Greetings from the Center for Teaching & Learning.
Those with a keen, discerning eye may have noticed that I added a request to the Faculty Needs Assessment survey this year: Please describe any new technique or strategy that you have tried recently in one or more of your courses. While this makes for an awfully long newsletter, I wanted to share the responses with you in hopes of sparking curiosity and encouraging creative thinking. Enjoy! (And forgive me for the length!)
- I'm contemplating not giving an evident grade on writing assignments -- just feedback. Students would have to make an appointment to talk about grades.
- incorporating more video clips from websites
- Inviting students to make significant decisions about course methods in the first meeting.
- Daily learning log (idea stolen from Mamata. Ask the student to identify what they regard as the main topic for the day and subtopics also covered. Most importantly, then ask student how comfortable he or she is with that material covered.
- formative assessment as feedback for both teacher and student--not grading, but giving extensive feedback on assignments
- Individual meetings for paper process feedback in lieu of extensive written feedback.
- Instituting frequent student feedback with forms available and a summative assessment at the end of the term.
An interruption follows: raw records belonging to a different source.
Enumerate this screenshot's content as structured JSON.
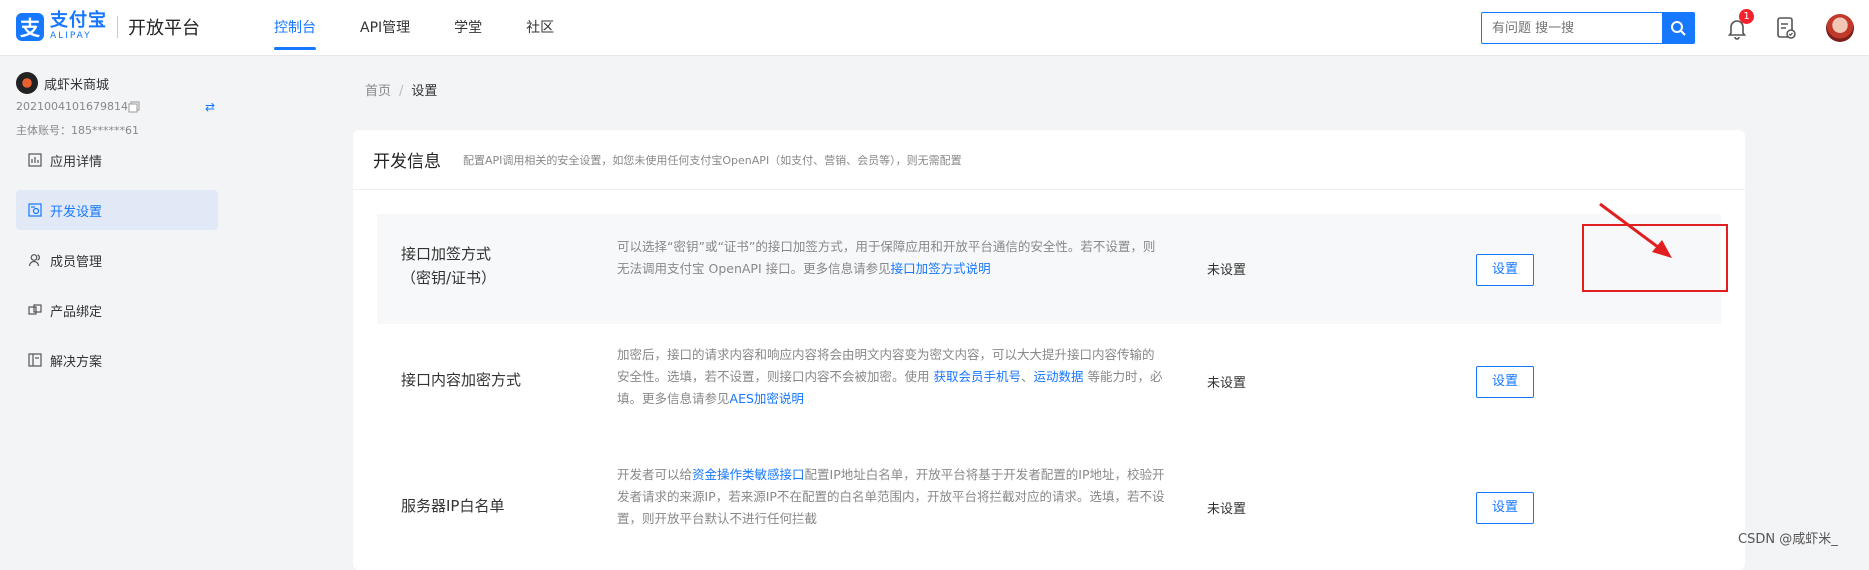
{
  "header": {
    "logo_cn": "支付宝",
    "logo_en": "ALIPAY",
    "logo_glyph": "支",
    "platform": "开放平台",
    "nav": [
      "控制台",
      "API管理",
      "学堂",
      "社区"
    ],
    "search_placeholder": "有问题 搜一搜",
    "notification_count": "1"
  },
  "sidebar": {
    "app_name": "咸虾米商城",
    "app_id": "2021004101679814",
    "main_account": "主体账号：185******61",
    "items": [
      "应用详情",
      "开发设置",
      "成员管理",
      "产品绑定",
      "解决方案"
    ]
  },
  "breadcrumb": {
    "home": "首页",
    "sep": "/",
    "current": "设置"
  },
  "card": {
    "title": "开发信息",
    "desc": "配置API调用相关的安全设置，如您未使用任何支付宝OpenAPI（如支付、营销、会员等），则无需配置"
  },
  "rows": [
    {
      "label_line1": "接口加签方式",
      "label_line2": "（密钥/证书）",
      "desc_a": "可以选择“密钥”或“证书”的接口加签方式，用于保障应用和开放平台通信的安全性。若不设置，则无法调用支付宝 OpenAPI 接口。更多信息请参见",
      "desc_link1": "接口加签方式说明",
      "status": "未设置",
      "button": "设置"
    },
    {
      "label": "接口内容加密方式",
      "desc_a": "加密后，接口的请求内容和响应内容将会由明文内容变为密文内容，可以大大提升接口内容传输的安全性。选填，若不设置，则接口内容不会被加密。使用 ",
      "desc_link1": "获取会员手机号",
      "desc_b": "、",
      "desc_link2": "运动数据",
      "desc_c": " 等能力时，必填。更多信息请参见",
      "desc_link3": "AES加密说明",
      "status": "未设置",
      "button": "设置"
    },
    {
      "label": "服务器IP白名单",
      "desc_a": "开发者可以给",
      "desc_link1": "资金操作类敏感接口",
      "desc_b": "配置IP地址白名单，开放平台将基于开发者配置的IP地址，校验开发者请求的来源IP，若来源IP不在配置的白名单范围内，开放平台将拦截对应的请求。选填，若不设置，则开放平台默认不进行任何拦截",
      "status": "未设置",
      "button": "设置"
    }
  ],
  "watermark": "CSDN @咸虾米_",
  "colors": {
    "brand": "#1677ff",
    "highlight": "#e02020"
  }
}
- In light of some of the most recent "brain" research, I'm working on incorporating more movement into my class sessions.
- concept maps
- Giving students more chance for input on certain things; more group work
- Something called "radical revision" I picked up from a conference presentation.
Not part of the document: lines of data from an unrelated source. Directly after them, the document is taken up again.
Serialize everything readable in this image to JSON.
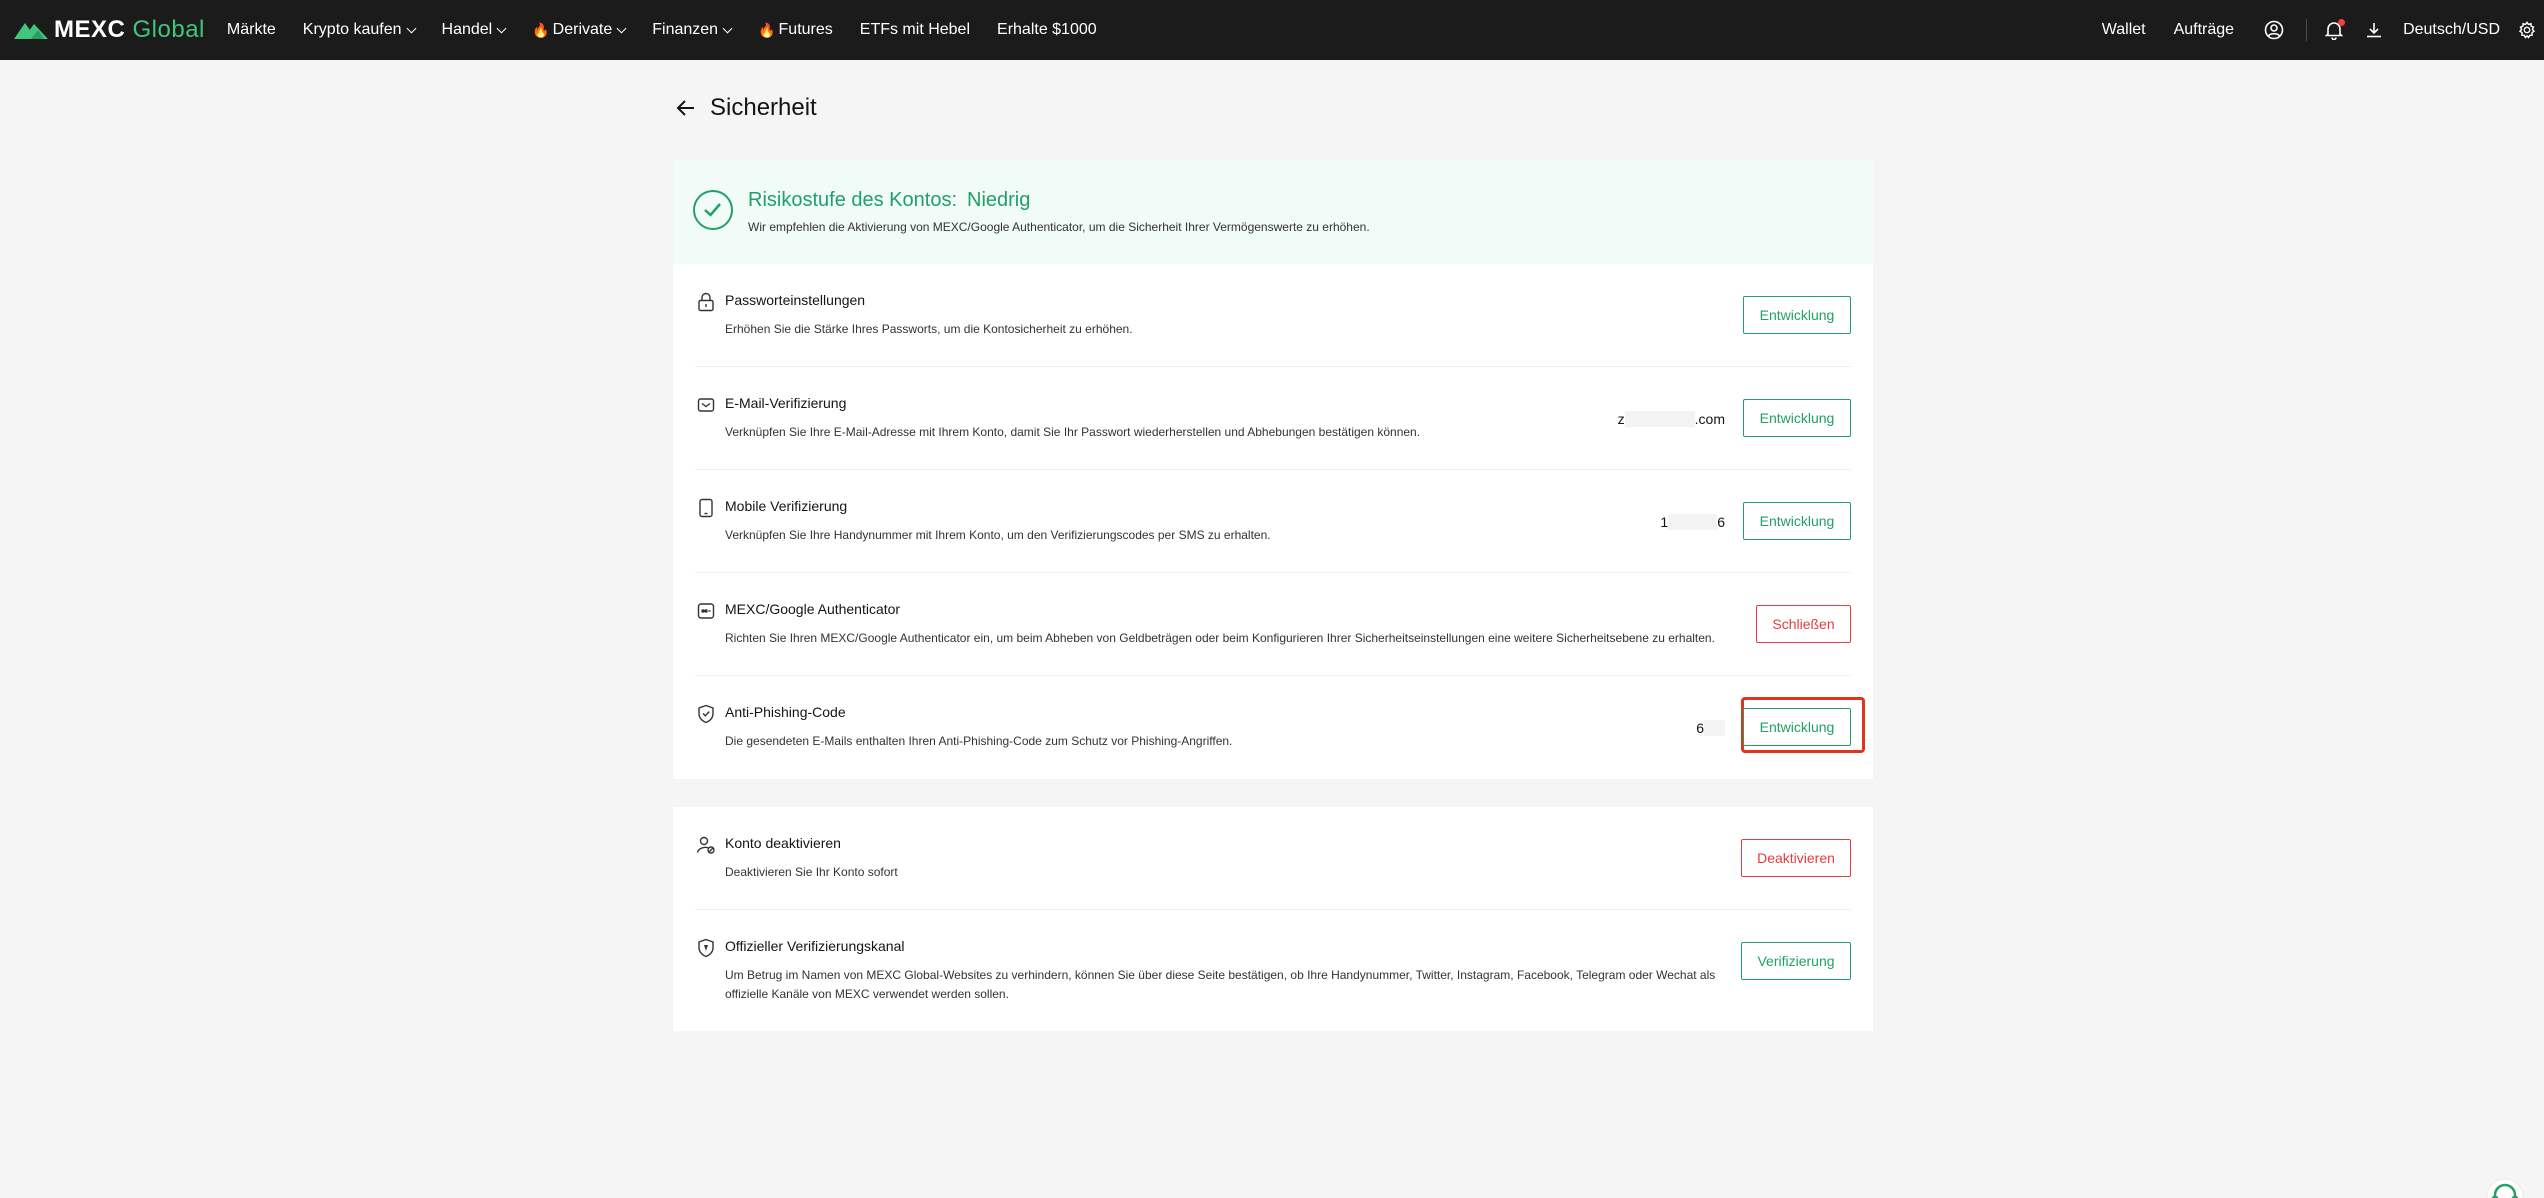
{
  "nav": {
    "logo_main": "MEXC",
    "logo_accent": "Global",
    "items": [
      {
        "label": "Märkte",
        "dropdown": false,
        "hot": false
      },
      {
        "label": "Krypto kaufen",
        "dropdown": true,
        "hot": false
      },
      {
        "label": "Handel",
        "dropdown": true,
        "hot": false
      },
      {
        "label": "Derivate",
        "dropdown": true,
        "hot": true
      },
      {
        "label": "Finanzen",
        "dropdown": true,
        "hot": false
      },
      {
        "label": "Futures",
        "dropdown": false,
        "hot": true
      },
      {
        "label": "ETFs mit Hebel",
        "dropdown": false,
        "hot": false
      },
      {
        "label": "Erhalte $1000",
        "dropdown": false,
        "hot": false
      }
    ],
    "right": {
      "wallet": "Wallet",
      "orders": "Aufträge",
      "language": "Deutsch/USD",
      "icons": [
        "user-circle-icon",
        "bell-icon",
        "download-icon",
        "gear-icon"
      ]
    }
  },
  "page": {
    "title": "Sicherheit"
  },
  "banner": {
    "title_prefix": "Risikostufe des Kontos:",
    "level": "Niedrig",
    "subtitle": "Wir empfehlen die Aktivierung von MEXC/Google Authenticator, um die Sicherheit Ihrer Vermögenswerte zu erhöhen."
  },
  "security_items": [
    {
      "icon": "lock-icon",
      "title": "Passworteinstellungen",
      "desc": "Erhöhen Sie die Stärke Ihres Passworts, um die Kontosicherheit zu erhöhen.",
      "value_visible": "",
      "button": "Entwicklung",
      "button_style": "green"
    },
    {
      "icon": "mail-icon",
      "title": "E-Mail-Verifizierung",
      "desc": "Verknüpfen Sie Ihre E-Mail-Adresse mit Ihrem Konto, damit Sie Ihr Passwort wiederherstellen und Abhebungen bestätigen können.",
      "value_start": "z",
      "value_end": ".com",
      "button": "Entwicklung",
      "button_style": "green"
    },
    {
      "icon": "phone-icon",
      "title": "Mobile Verifizierung",
      "desc": "Verknüpfen Sie Ihre Handynummer mit Ihrem Konto, um den Verifizierungscodes per SMS zu erhalten.",
      "value_start": "1",
      "value_end": "6",
      "button": "Entwicklung",
      "button_style": "green"
    },
    {
      "icon": "authenticator-icon",
      "title": "MEXC/Google Authenticator",
      "desc": "Richten Sie Ihren MEXC/Google Authenticator ein, um beim Abheben von Geldbeträgen oder beim Konfigurieren Ihrer Sicherheitseinstellungen eine weitere Sicherheitsebene zu erhalten.",
      "value_visible": "",
      "button": "Schließen",
      "button_style": "red"
    },
    {
      "icon": "shield-check-icon",
      "title": "Anti-Phishing-Code",
      "desc": "Die gesendeten E-Mails enthalten Ihren Anti-Phishing-Code zum Schutz vor Phishing-Angriffen.",
      "value_start": "6",
      "value_end": "",
      "button": "Entwicklung",
      "button_style": "green",
      "highlighted": true
    }
  ],
  "account_items": [
    {
      "icon": "user-deactivate-icon",
      "title": "Konto deaktivieren",
      "desc": "Deaktivieren Sie Ihr Konto sofort",
      "button": "Deaktivieren",
      "button_style": "red"
    },
    {
      "icon": "badge-shield-icon",
      "title": "Offizieller Verifizierungskanal",
      "desc_line1": "Um Betrug im Namen von MEXC Global-Websites zu verhindern, können Sie über diese Seite bestätigen, ob Ihre Handynummer, Twitter, Instagram, Facebook, Telegram oder Wechat als",
      "desc_line2": "offizielle Kanäle von MEXC verwendet werden sollen.",
      "button": "Verifizierung",
      "button_style": "green"
    }
  ],
  "colors": {
    "brand_green": "#21a067",
    "danger_red": "#e73c3c",
    "nav_bg": "#1b1b1b",
    "page_bg": "#f5f5f5",
    "highlight": "#e0351c"
  }
}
- Small student group research, analyses, and presentation to the class and sometimes other faculty. No, this is not NEW but I have refined it till even the students seem to appreciate the end result.
- service learning partnership with Putnam Museum
- I am about to introduce case studies this term: one created by another group and one created by myself!
- I am trying to work my way into theory-praxis courses, and will propose an LC course for next year that is connected to volunteer opportunities. I could use help (and maybe share my work) with others.
- I use role playing (moot court) in Constitutional law. In general that course is based on an application of Perry, and I continue to modify it as the (mixed) results come in. Taddy and I have done a number of joint assignments in our LC's. I've been making increasing use of short presentations in recent years, particularly applications of course materials to current events.
- Pair programming - two students working together on a (computer programming) assignment
- small group workshops for reading & outlining assignments (specifically how to read and understand empirical literature published in psychology)
- Added a Service learning component to my Interpreting the Bible class that required students to be participant observers at a local food pantry. The director did a number of guest lectures about (reasons for, what it's like, challenges for those in poverty, etc). I thought it was a successful experiment in spite of the fact that my class was too large & we only had the 2nd 1/2 of the winter term to actually do the service learning.
- Service learning / experiential learning
- I used a wiki for a class last spring that seemed to help the students. I am planning on jumping into the deep end with wikis in my classes this fall. One wiki will be used for making work public and useful to peers and the other will be used as a space to work through the ideas collectively.
- One on one "Lab chats" in place of traditional lab reports: students loved them and felt they were much more helpful/realistic than reports (solo or group) but they were waaaaay too time consuming to sustain...
- problem based learning portfolios
- Invisible theatre
- I used Moodle forums for student discussion of articles linking my science course to issues in society. This year, I'm expanding the assignment to include a research paper requirement for discussion leaders so that they will be acting as more of an expert teaching their peers than a conversation facilitator. Same issues as always with assessment...how do you assess student responses and involvement in the forum?
- I've been experimenting with different ways to use Moodle.
- In preparation for their final research essay, I had my students interview a member of the community -- either a scholar or a professional who worked in their intended major field -- and, prior to that interview, had them act it out, where they played the person they would be interviewing and I played them, the student. Each brought a list of relevant questions to class that day, and their goal, in acting out the future interview scenario, was to anticipate their interviewee's answers, hopefully coming up with follow-up questions in the process of the exercise. I then had my students take a few minutes to reflect, in writing, on the exercise, jotting down any follow-up questions they came up with to help them engage even further during their upcoming interview.
- More in-class assessment techniques, minute papers, etc.
- debates, multi-step exams/quizzes (individual, then group)
- Reading minutes to hold students individually accountable for the daily reading
- Not yet, but soon, blended learning!
- a shift from summative to formative assessments
- Community-Service Learning with Augie Acres and Farm to Fork program
- Required hard labor outdoors
- For the first time, I had students provide feedback on my feedback/comments on their assignments. I found that it held me more accountable to taking the time to try to be clear in my comments, and it forced students to actually read the comments (something we know they too rarely do). I only piloted it in one class last year, but it seemed promising so I plan to implement it in more of my classes this year.
Let me know what new ideas this may have engendered!